The rationale for fixed network optical fiber deployment has in the past been driven by three different use cases: enterprise data networking; consumer TV/internet access and signal distribution (trunking or backhaul).
These days, spending on optical fiber in the U.S. market is driven more by distribution and enterprise apps than consumer retail services (at least in a direct sense, using fiber as the access media).
The reason is the coming use of millimeter waves to support 5G networks. Millimeter waves will not propagate as well as lower-frequency signals used to support mobile networks. That means much more “fiber deep” deployment of the trunking network, especially to reach small cell sites.
That, in turn, is pushing immediate spending towards trunking fiber that can support small cell deployments.
Crown Castle, for example, plans to deploy 25,000 small cells within the next two years, according to Guggenheim Equity Research.

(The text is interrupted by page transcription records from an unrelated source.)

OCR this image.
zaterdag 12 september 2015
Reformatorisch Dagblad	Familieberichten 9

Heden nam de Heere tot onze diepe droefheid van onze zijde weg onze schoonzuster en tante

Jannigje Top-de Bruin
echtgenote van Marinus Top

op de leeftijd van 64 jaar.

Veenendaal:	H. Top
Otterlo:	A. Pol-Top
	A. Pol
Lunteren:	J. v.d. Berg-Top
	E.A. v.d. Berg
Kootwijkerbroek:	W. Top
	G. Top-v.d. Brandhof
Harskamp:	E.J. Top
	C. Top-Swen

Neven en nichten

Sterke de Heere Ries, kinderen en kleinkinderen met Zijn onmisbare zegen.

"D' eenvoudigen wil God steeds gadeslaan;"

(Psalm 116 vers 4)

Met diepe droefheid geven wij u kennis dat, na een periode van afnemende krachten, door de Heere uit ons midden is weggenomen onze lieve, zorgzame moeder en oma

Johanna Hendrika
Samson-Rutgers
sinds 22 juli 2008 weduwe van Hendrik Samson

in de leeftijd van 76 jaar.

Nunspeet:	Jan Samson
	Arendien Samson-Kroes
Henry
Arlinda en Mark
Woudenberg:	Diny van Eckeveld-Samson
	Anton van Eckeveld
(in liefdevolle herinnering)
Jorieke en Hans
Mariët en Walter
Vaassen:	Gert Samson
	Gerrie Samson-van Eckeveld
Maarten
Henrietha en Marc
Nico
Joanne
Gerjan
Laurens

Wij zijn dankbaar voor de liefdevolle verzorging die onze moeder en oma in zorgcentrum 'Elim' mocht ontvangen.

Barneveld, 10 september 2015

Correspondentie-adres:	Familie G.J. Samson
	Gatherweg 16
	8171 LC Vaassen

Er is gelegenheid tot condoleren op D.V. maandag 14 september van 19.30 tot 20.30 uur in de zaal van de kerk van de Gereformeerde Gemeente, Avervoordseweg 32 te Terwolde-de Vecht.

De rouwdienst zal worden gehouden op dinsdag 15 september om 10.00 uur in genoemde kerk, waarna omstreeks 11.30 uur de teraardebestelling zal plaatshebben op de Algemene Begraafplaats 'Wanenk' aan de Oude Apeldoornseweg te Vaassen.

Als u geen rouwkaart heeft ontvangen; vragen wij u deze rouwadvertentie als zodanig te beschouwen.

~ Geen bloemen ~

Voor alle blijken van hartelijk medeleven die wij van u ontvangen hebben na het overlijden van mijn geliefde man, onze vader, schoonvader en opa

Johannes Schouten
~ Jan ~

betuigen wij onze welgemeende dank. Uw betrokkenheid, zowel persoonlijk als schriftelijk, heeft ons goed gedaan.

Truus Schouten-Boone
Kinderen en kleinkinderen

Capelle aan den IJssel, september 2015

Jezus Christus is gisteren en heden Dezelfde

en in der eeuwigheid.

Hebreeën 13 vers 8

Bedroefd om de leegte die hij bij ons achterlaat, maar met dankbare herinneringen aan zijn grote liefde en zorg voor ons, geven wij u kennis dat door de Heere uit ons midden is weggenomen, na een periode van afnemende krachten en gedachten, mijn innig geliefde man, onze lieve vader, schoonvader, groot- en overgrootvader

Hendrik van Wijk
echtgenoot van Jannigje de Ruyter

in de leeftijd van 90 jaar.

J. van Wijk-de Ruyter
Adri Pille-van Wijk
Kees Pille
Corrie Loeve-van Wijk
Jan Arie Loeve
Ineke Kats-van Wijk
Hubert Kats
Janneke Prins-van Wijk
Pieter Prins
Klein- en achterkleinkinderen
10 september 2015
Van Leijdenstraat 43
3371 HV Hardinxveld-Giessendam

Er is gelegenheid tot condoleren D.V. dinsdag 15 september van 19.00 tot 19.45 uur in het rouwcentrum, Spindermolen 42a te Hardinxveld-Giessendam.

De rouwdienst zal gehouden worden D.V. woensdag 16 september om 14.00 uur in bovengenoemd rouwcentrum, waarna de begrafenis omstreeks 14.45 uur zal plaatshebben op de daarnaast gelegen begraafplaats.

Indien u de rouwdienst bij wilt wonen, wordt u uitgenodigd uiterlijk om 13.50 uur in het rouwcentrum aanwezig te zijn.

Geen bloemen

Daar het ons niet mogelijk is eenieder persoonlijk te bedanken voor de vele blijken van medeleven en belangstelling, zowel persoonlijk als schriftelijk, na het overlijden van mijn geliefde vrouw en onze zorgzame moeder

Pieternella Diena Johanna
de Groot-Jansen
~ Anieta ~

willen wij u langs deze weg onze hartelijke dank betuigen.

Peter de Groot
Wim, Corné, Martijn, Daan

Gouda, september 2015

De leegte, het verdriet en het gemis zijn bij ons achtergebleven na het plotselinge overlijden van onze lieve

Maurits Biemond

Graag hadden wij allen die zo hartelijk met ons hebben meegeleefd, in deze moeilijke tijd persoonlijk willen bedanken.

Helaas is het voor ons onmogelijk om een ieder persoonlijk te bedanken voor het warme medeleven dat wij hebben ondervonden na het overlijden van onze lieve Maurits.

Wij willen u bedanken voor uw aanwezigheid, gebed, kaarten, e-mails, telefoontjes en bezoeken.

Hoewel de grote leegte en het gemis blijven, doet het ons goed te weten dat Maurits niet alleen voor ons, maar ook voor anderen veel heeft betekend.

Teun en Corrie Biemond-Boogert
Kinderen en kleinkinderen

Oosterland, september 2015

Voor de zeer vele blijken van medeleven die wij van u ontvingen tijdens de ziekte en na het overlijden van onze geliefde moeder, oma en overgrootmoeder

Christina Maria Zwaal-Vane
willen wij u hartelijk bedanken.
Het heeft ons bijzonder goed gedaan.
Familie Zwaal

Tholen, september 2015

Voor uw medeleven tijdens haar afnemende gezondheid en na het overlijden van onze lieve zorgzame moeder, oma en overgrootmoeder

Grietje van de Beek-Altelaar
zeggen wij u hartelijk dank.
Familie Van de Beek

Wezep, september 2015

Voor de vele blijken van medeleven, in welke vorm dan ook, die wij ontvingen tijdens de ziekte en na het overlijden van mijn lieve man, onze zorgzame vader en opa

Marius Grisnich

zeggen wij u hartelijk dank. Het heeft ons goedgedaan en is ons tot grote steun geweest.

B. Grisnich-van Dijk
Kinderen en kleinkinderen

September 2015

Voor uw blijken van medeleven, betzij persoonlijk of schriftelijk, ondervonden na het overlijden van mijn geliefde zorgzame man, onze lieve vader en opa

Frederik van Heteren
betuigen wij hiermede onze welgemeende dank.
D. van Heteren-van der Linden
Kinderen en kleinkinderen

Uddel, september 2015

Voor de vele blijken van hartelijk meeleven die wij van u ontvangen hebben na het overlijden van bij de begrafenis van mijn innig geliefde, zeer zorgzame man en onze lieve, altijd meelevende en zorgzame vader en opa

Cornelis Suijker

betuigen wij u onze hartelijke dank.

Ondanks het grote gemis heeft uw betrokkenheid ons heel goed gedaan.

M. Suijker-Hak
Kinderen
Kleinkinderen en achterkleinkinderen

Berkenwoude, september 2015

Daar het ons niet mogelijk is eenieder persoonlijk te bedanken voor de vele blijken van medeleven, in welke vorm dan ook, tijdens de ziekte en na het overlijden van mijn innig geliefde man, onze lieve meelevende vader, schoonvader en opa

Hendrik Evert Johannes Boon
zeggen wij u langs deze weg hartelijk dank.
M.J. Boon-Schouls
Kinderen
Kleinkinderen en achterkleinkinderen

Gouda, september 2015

That, in turn, is driving Crown Castle efforts to secure much more trunking (distribution network) fiber.
“Among the three publicly traded tower companies, Crown Castle has uniquely chosen to focus on small cell development to supplement its macro site tower business,” Guggenheim’s Robert Gutnam argues.. “Currently, this segment comprises 16 percent of total revenue, and generates six percent return on investment, expected to grow to about 10 percent as second tenants are added.